As a child, he was exposed to various forms of art such as shadow puppet performances and sacred dances at the village's temples. He learned to make shadow puppets from his grandfather. This became the basis for his skillful depiction of the Ramayana and Mahabharata in his early paintings.

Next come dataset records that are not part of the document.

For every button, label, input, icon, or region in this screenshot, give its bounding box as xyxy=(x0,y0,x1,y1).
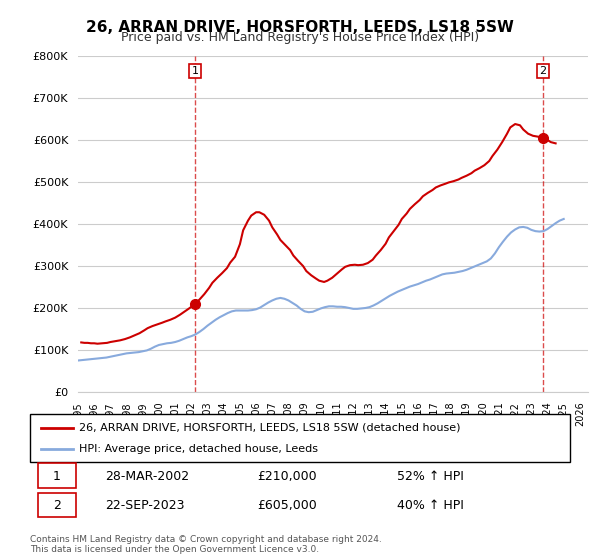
Text: 26, ARRAN DRIVE, HORSFORTH, LEEDS, LS18 5SW: 26, ARRAN DRIVE, HORSFORTH, LEEDS, LS18 … xyxy=(86,20,514,35)
Text: 22-SEP-2023: 22-SEP-2023 xyxy=(106,500,185,512)
FancyBboxPatch shape xyxy=(30,414,570,462)
Text: 1: 1 xyxy=(192,66,199,76)
Text: Price paid vs. HM Land Registry's House Price Index (HPI): Price paid vs. HM Land Registry's House … xyxy=(121,31,479,44)
Text: 28-MAR-2002: 28-MAR-2002 xyxy=(106,470,190,483)
Text: 52% ↑ HPI: 52% ↑ HPI xyxy=(397,470,464,483)
Text: £210,000: £210,000 xyxy=(257,470,316,483)
Text: £605,000: £605,000 xyxy=(257,500,317,512)
FancyBboxPatch shape xyxy=(38,493,76,517)
Text: 2: 2 xyxy=(539,66,547,76)
Text: HPI: Average price, detached house, Leeds: HPI: Average price, detached house, Leed… xyxy=(79,444,317,454)
Text: 1: 1 xyxy=(53,470,61,483)
Text: 26, ARRAN DRIVE, HORSFORTH, LEEDS, LS18 5SW (detached house): 26, ARRAN DRIVE, HORSFORTH, LEEDS, LS18 … xyxy=(79,423,460,433)
FancyBboxPatch shape xyxy=(38,463,76,488)
Text: Contains HM Land Registry data © Crown copyright and database right 2024.
This d: Contains HM Land Registry data © Crown c… xyxy=(30,535,382,554)
Text: 40% ↑ HPI: 40% ↑ HPI xyxy=(397,500,464,512)
Text: 2: 2 xyxy=(53,500,61,512)
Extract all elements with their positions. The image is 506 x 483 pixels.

===Influence of Walter Spies===
Sobrat and his neighbor Anak Agung Gde Meregeg were the first two artists in Padangtegal to meet Walter Spies, at the end of the 1920s. Spies was a German artist who together with Rudolf Bonnet was thought to be the agent of change for the modernization of Balinese art.
Sobrat worked and lived with Spies for a year.
Spies' influence can be seen in his early works, particularly those with split or double horizons. He learned western style painting from Spies and Rudolf Bonnet. In the early 1930s, Bonnet considered him to be the most talented Balinese artist of the period for his drawing skill, color composition and his versatility. It is from Bonnet that he learned portraiture.

From 1957 and 1959 Sobrat taught at the Academy of Fine Arts in Yogyakarta.

== Works ==
In his early career, before 1930, Sobrat produced mainly Wayang (shadow style) paintings. Some of his early works can be found in the Museum Puri Lukisan in Ubud, Bali, Indonesia. Sobrat produced many portraits, mostly of his daughter.

== Reception ==

Bonnet once wrote that Anak Agung Gde Sobrat was the most talented artist in Bali. His works can be found in several museums throughout the world: Bali Museum; Museum Puri Lukisan - Ubud, Bali; Rijksmuseum voor Volkenkunde - Leiden; and Tropenmuseum - Amsterdam. In Bali, his pre-war and modern works can be viewed at the Puri Lukisan Museum.